7. How many base pairs does E. Coli have? How long does it take to replicate? How is the DNA packaged in the cell?

-it has about 4,639,221 base pairs and takes about 40 minutes to replicate. E. coli is package in the DNA as eukaryotic chromosomes are into the nucleus cell.

8. How many base pairs does Human DNA have? How long does it take to replicate? How is the DNA packaged in the cell?

- human has 3 billion base pairs DNA, it making up a total of almost 12 to 24hours of DNA in every cell in our body , and human DNA is packaged in 23 distinct chromosome pairs nucleus cell.


1. What is RNA? How different is it from DNA?

- It is a nucleic acid polymer consisting of nucleotide monomers.

Difference: RNA - a single strand, contain ribose sugar, uses predominantly uracil.

DNA - double helix , contain deoxyribose ,uses hymine.

2. How are the RNA messages formed?

-It is formed by the grouping together of 3 of the letters to create a triplet or codon then the triplet or codon line up and form a chain of codes to create a message.


3. How are the RNA messages interpreted?

-. First, the ribosome have read the messages, and then it have to attach the amino acids together then can make up of a protein.

1. Describe cell cycle.

- The cycle of cell growth, replication of the genetic material and nuclear and cytoplasm division. The cell cycle is dived into a G1 (G for gap) phase in which the cell grows; an S (S for synthesis) phase where the DNA is replicated, a second gap phase called G2 and an M phase (for Mitosis) in which the replicated DNA (organized into chromosomes) is separated and the cell divides into 2 daughter cells. Mitosis is dived into Prophase, Prometaphase, Metaphase, Anaphase, Telophase, and cytokinesis.

­- The cell cycle is an ordered set of events, culminating in cell growth and division into two daughter cells.

2. What is nuclear division?

-The process of nuclear division of diploid (2N) or haploid (N) eukaryotic cell whereby two daughter nuclei are produced those are genetically identical to the parent nucleus. Mitosis usually results in the production of two progeny cells that are genetically identical to the parent cell.

3. What is interphase.

- The cell cycle stage between nuclear divisions, when chromosomes are extended and functionally active and the metabolically active non-diving stage of the cell cycle.

4. Cytokinesis.

-it is the process whereby the cytoplasm of a single cell is divided to spawn two daughter cells.

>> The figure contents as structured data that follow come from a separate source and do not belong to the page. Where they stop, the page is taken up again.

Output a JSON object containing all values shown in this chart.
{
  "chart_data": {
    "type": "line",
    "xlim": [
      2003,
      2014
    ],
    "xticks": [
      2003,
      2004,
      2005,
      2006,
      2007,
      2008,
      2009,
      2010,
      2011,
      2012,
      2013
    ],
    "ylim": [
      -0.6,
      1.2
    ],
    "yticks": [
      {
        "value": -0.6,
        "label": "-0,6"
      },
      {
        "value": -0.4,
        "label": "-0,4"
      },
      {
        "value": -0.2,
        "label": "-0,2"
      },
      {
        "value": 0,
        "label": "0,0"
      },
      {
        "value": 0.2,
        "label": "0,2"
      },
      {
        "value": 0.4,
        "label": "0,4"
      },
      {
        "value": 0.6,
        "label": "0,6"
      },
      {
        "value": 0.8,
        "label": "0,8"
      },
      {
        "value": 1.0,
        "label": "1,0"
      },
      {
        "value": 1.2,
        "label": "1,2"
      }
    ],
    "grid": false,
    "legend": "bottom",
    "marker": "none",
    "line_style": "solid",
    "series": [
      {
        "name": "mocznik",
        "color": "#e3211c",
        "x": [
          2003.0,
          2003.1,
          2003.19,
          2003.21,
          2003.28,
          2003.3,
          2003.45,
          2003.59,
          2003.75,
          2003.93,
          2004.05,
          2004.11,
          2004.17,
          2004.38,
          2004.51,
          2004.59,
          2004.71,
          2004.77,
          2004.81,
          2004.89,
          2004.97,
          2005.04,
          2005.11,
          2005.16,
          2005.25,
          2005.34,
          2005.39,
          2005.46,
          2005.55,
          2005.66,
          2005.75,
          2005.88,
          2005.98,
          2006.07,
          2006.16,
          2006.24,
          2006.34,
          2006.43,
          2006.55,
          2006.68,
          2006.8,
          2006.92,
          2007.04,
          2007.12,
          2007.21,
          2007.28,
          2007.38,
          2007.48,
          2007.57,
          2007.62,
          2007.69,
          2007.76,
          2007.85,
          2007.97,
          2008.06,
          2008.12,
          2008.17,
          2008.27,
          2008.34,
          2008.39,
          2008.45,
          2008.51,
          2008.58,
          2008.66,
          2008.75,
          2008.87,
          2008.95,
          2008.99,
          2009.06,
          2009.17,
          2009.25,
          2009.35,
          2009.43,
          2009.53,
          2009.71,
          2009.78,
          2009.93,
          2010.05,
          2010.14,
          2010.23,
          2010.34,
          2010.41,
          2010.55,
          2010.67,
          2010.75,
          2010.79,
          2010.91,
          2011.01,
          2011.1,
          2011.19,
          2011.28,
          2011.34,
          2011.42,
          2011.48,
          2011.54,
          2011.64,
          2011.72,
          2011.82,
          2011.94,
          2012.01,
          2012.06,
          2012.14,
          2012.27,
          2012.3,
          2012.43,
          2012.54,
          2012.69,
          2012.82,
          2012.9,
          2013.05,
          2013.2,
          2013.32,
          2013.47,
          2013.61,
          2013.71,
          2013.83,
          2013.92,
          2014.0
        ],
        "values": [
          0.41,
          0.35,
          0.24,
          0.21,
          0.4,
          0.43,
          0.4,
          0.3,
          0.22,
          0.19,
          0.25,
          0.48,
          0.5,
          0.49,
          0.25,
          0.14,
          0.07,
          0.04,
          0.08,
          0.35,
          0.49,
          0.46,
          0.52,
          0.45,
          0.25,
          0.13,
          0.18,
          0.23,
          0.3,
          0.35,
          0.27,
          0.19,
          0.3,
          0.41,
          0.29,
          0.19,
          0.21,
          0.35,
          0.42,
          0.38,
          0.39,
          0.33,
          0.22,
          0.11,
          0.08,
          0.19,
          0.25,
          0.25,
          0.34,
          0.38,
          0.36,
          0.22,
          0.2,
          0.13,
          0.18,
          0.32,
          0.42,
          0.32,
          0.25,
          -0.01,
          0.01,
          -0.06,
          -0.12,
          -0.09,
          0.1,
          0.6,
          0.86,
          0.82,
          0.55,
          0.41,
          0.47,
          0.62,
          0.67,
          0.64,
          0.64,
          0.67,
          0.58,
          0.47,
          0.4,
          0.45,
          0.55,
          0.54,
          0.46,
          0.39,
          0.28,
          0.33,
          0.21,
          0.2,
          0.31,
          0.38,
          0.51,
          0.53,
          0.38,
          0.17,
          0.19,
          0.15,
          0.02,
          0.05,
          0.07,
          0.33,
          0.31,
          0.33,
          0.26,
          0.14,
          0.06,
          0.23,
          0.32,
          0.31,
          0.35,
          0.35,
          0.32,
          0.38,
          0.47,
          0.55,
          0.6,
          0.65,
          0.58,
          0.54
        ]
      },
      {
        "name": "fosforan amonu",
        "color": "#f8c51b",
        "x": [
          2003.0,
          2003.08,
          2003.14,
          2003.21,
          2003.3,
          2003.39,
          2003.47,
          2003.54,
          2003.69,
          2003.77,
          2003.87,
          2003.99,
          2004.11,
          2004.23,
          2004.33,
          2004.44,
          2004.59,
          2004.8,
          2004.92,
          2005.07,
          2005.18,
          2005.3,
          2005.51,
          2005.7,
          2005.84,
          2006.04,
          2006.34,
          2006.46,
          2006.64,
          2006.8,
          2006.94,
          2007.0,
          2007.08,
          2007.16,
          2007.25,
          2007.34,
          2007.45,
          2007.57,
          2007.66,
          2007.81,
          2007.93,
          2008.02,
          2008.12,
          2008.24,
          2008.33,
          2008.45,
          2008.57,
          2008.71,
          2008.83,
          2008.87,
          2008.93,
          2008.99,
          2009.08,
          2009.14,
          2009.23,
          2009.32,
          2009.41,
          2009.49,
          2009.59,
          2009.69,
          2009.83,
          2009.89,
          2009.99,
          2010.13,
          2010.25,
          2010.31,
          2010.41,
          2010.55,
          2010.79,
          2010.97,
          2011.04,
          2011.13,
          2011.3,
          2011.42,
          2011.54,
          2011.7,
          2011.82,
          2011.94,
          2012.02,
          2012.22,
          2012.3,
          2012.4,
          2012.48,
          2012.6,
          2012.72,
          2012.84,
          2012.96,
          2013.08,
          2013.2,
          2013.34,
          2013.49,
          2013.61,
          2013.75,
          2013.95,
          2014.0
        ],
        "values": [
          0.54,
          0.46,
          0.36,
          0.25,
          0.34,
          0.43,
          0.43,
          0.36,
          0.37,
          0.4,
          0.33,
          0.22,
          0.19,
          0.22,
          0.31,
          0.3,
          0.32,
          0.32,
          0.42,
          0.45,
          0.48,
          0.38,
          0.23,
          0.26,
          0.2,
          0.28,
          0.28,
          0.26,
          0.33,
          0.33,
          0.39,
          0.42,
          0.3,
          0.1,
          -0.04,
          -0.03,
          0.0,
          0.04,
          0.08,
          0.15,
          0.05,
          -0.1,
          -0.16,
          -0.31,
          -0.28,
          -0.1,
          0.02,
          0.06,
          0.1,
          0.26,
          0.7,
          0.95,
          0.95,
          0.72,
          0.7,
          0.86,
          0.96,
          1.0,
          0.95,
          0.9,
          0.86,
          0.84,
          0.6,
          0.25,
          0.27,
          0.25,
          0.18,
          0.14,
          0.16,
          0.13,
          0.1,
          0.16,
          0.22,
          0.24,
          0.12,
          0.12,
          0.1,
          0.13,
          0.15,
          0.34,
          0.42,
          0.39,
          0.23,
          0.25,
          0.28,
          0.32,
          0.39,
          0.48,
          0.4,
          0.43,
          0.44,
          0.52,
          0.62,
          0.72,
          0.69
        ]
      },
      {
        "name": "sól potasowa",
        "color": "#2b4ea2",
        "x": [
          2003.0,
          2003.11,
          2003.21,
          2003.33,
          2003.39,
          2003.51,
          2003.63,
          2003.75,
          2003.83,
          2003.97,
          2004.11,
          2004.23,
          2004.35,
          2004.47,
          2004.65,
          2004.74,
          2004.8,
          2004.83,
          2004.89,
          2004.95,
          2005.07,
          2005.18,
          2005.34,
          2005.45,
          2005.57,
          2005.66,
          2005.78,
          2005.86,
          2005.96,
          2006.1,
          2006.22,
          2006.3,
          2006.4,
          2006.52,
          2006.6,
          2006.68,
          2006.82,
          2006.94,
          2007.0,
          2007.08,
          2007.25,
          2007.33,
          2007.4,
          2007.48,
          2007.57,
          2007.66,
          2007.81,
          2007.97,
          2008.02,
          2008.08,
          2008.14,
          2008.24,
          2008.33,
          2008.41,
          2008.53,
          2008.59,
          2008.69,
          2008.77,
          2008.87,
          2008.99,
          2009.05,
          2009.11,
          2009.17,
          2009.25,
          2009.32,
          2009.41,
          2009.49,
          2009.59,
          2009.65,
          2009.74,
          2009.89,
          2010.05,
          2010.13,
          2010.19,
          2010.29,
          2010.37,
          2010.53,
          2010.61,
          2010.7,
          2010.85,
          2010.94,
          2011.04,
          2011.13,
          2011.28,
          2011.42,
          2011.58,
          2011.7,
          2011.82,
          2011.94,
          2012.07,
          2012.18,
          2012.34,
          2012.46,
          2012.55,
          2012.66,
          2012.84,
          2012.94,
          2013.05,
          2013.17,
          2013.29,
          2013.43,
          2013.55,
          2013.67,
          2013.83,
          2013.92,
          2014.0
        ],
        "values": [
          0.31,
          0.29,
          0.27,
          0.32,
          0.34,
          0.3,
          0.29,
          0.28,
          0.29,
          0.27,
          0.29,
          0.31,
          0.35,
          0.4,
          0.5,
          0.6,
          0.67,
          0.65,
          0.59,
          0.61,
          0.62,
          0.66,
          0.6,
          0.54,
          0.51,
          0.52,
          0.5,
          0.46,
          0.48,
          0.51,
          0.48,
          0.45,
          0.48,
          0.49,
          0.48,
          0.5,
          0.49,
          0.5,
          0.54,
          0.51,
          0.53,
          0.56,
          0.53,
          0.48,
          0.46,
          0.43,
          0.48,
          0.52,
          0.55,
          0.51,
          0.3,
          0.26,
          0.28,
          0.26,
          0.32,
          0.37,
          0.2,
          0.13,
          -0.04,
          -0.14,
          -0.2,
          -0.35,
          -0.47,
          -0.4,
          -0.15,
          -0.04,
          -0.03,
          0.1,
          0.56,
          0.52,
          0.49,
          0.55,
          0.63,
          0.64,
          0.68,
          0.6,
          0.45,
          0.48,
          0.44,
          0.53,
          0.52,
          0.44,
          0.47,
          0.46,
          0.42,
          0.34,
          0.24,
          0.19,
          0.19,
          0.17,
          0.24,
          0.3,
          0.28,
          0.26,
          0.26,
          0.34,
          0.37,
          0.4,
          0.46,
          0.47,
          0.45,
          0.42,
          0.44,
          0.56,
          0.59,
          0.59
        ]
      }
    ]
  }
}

5. Homologous chromosomes.

- . A pair of chromosomes made up of two homologs. Homologous chromosomes have corresponding DNA sequences and come from separate parents; one homolog comes from the mother and the other comes from the father. Homologous chromosomes line up and synapse during meiosis

6. Phases of mitosis (5 of them).

-Cytokinesis

-Telophase

-Preprophase

-Prophase

-Metaphase

7. Phases of meiosis and how it is different from mitosis.

- Leptotene

- Zygotene

- Pachytene

-Diplotene

-Diakinesis

-Synchronour processes

-Metaphase

- Anaphase

-Telophase

-Mitosis has eight phases but meiosis has nine prophases and which has six is different than mitosis but three are Metaphase I ,Anaphase I and Telophases I are the same . The difference between the separation in mitosis and metaphase II (meiosis) is that halfing of the number of chromosomes has preceded meiosis II, in contrast to mitosis. Also the meiotic products are genetically diverse with respect to their parent and among each other. This is not the case in mitosis!

8. Describe the process and purpose of crossing over.

- Cross over is a process in which homologous chromosomes exchange parts normally reciprocally but sometimes unequally. The exchange of corresponding chromosome parts between homologues by breakage and reunion of DNA molecules normally during prophase I of meiosis but also occasionally during mitosis.